December 20, 2019. Baltimore Police Commissioner Michael Harrison announces that the City of Baltimore is resurrecting a spy plane program to monitor its citizens. The pilot program, a follow-on to a previous similar effort, will use up to three separate aircraft flying at different altitudes and a variety of “high-tech” sensors to monitor Baltimore residents and help deter violent crime.
December 6, 2019. A Saudi aviator in training pulls out a handgun in a classroom at Naval Air Station Pensacola and opens fire, killing three and injuring eight before a deputy fatally shoots him. Mohammed Saeed Al-Shamrani is a member of the Saudi military and has been in the United States training for over two years. Al-Shamrani is one of 852 Saudi nationals in the United States for training at the time of the shooting.
September 14, 2019. Drones and missiles launched from southern Iran strike the Saudi Aramco oil processing facilities at Abqaiq and Khurais. Saudi air defenses do not intercept the attacking drones and missiles, because they are all oriented to the south to protect against Houthi attacks from Yemen. Oil prices worldwide soar 20% in the aftermath of the attacks.
What do these three, seemingly disparate, events have in common? They are all failures in intelligence and, more specifically, they are all failures in human intelligence.
Baltimore has a population of 602,000 people. Within the city many people live in areas that are relatively crime free. Violence, and the drug trade that fuels that violence is concentrated in compact areas in western and eastern Baltimore. The total population in these portions of the city does not exceed 300,000 people.

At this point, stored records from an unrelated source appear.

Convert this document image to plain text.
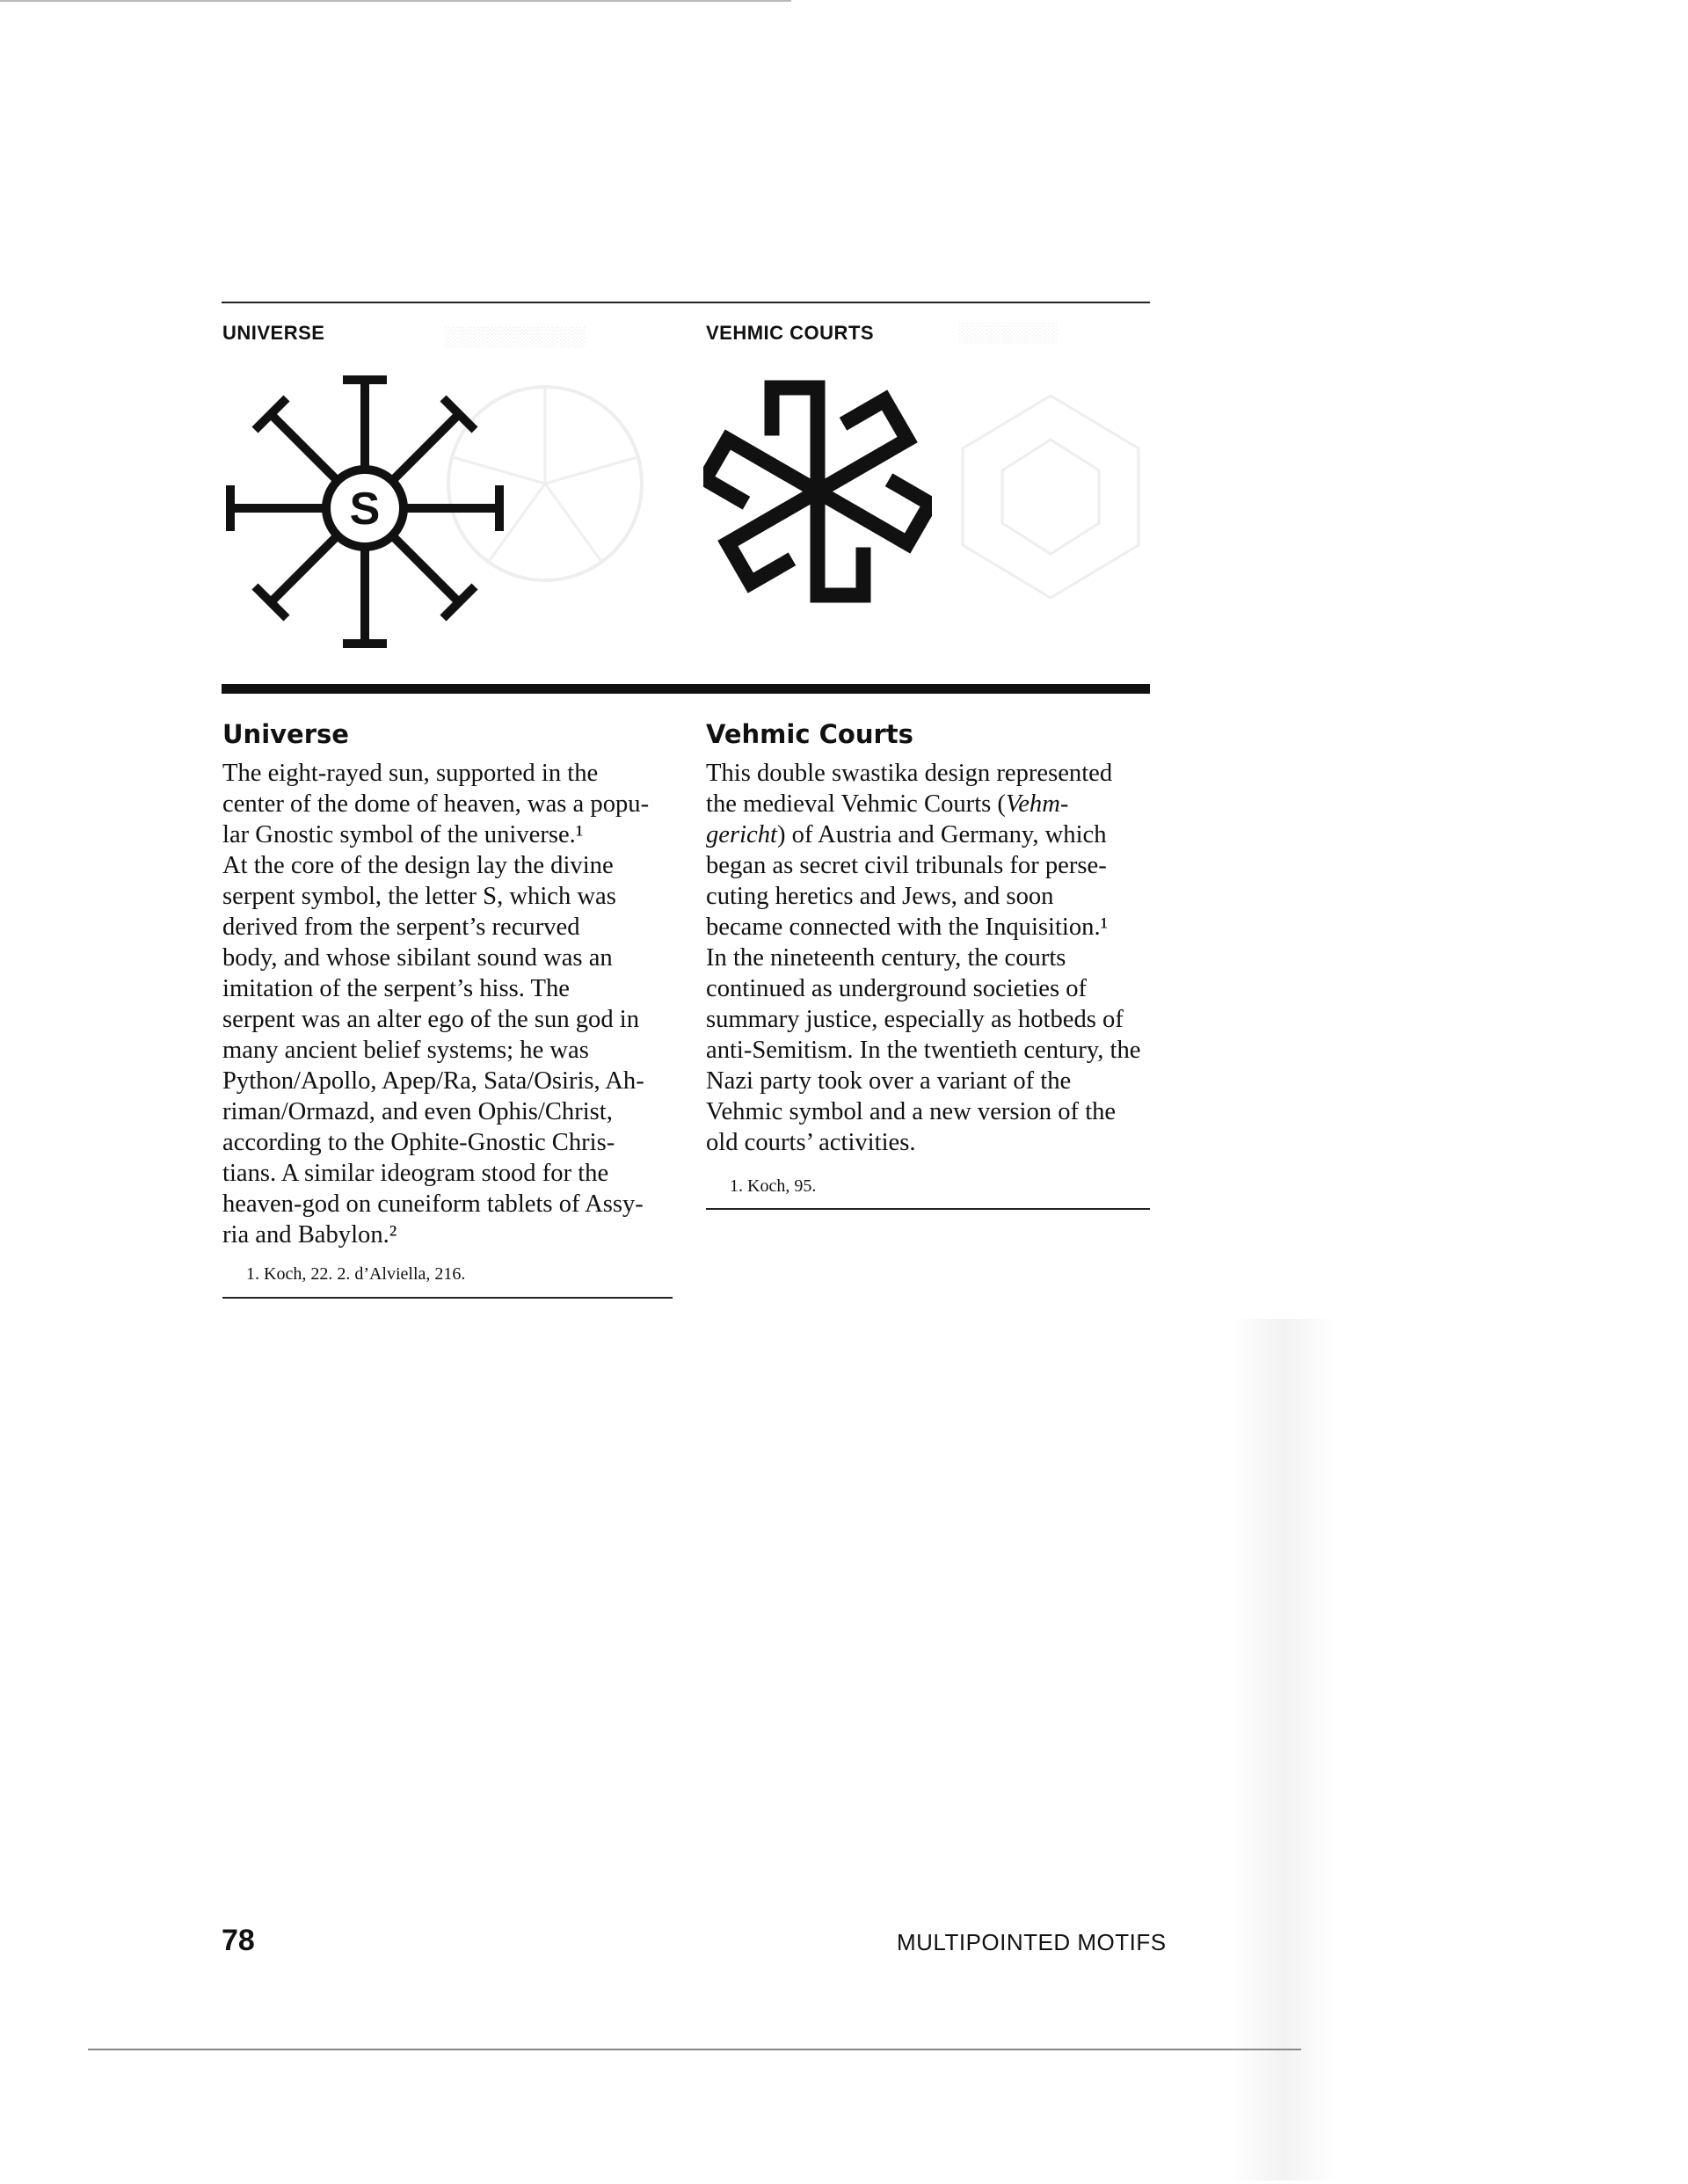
░░░░░░░░░░	░░░░░░░
UNIVERSE	VEHMIC COURTS
S
Universe	Vehmic Courts
The eight-rayed sun, supported in the
center of the dome of heaven, was a popu-
lar Gnostic symbol of the universe.¹
At the core of the design lay the divine
serpent symbol, the letter S, which was
derived from the serpent’s recurved
body, and whose sibilant sound was an
imitation of the serpent’s hiss. The
serpent was an alter ego of the sun god in
many ancient belief systems; he was
Python/Apollo, Apep/Ra, Sata/Osiris, Ah-
riman/Ormazd, and even Ophis/Christ,
according to the Ophite-Gnostic Chris-
tians. A similar ideogram stood for the
heaven-god on cuneiform tablets of Assy-
ria and Babylon.²
This double swastika design represented
the medieval Vehmic Courts (Vehm-
gericht) of Austria and Germany, which
began as secret civil tribunals for perse-
cuting heretics and Jews, and soon
became connected with the Inquisition.¹
In the nineteenth century, the courts
continued as underground societies of
summary justice, especially as hotbeds of
anti-Semitism. In the twentieth century, the
Nazi party took over a variant of the
Vehmic symbol and a new version of the
old courts’ activities.
1. Koch, 22. 2. d’Alviella, 216.
1. Koch, 95.
78	MULTIPOINTED MOTIFS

And yet, the Baltimore City Police Department, supported by state and federal agencies such as the FBI and ATF, is so blind as to what is happening within neighborhoods that don’t take thirty minutes to drive across that it must resort to spy planes in a desperate bid to regain the initiative?
Pensacola Naval Air Station trains vast numbers of foreign students and has done so for decades. Most of those students are of no real counterintelligence concern. Some, however, like Al-Shamrani, come from nations where there have been for many years significant concerns about extremism in general and about extremists infiltrating the military in particular.
And still somehow Al-Shamrani radicalized, either in place in the United States or prior to his arrival, planned his attack and carried it out, on a U.S. military base, and no one provided any warning of what was about to happen. On our soil, on a facility completely under our control, we were blind.
The Iranian decision to launch a major attack on Saudi oil facilities was not one that was made at a junior level by some battlefield commander. Given the implications, including the possibility that such an attack would trigger a U.S. response in kind, this attack of necessity was approved at the highest levels and, almost certainly, after some careful deliberation. The decision, once made, then had to be communicated down through a chain of command to firing units, which had been armed and positioned to carry out the attack.
And, yet, there was no forewarning. Leaving aside, for the purposes of this article, what that says about our signals intelligence and imagery capabilities, consider what that means about our human intelligence collection apparatus. We had no one anywhere inside the Iranian government or its military who could provide us with the necessary intelligence to prepare for or deter this attack.
Why? How is any of this possible? How is it that our vast intelligence and law enforcement communities cannot perform the functions for which they were designed?
It is not because of the quality of our personnel. I have served with, worked alongside and trained virtually every component of this garguantuan apparatus. It is filled with dedicated, often hard-nosed professionals who live to take the fight to the enemy and protect their fellow citizens. They are the best we have.
It is not because of a lack of resources. We have an intelligence and law enforcement edifice of almost unimaginable size. We spend ungodly sums of money. We have training facilities that boggle the mind in size and complexity.
It is because we have forgotten what really matters and what makes human intelligence operations successful. It is because we are obsessed with process, wiring diagrams and layers of bureaucracy. It is because at the senior levels of our key organizations we have individuals who have made their careers climbing the corporate ladder, laughing at the boss’s jokes and, all too often, playing politics.
We have infinite funding for new technology of dubious value. We have all the time and the world for sensitivity training and lectures on how to ensure we are “kinder” and “gentler.” We have, at the most senior levels, very little interest it seems in doing the hard, dirty, dangerous work of recruiting sources and collecting intelligence.
Baltimore does not need spy planes. It needs human sources inside the drug gangs tearing the city apart.
Pensacola does not now need to ban foreign students or hire a corporation to design a multi-million dollar insider-threat algorithm. It needs counterintelligence professionals recruiting sources and monitoring the foreigners on base.
CIA does not need a new department, more money or new technology to tell us what we need to know about Iranian intentions. It needs to get back to basics, make the tough recruitments and put sources inside the mad regime in Tehran.
Every day, as the fallout from the false Russian collusion narrative intensifies, we see more and more evidence of senior officials in our intelligence and law enforcement communities playing politics and angling for greater power and influence. We have, apparently, an almost infinite supply of bureaucrats, lap dogs and yes men.
Where are the men and women at the top who are focused on doing their jobs? Where are the men and women dedicated to the mission? Where are the spies?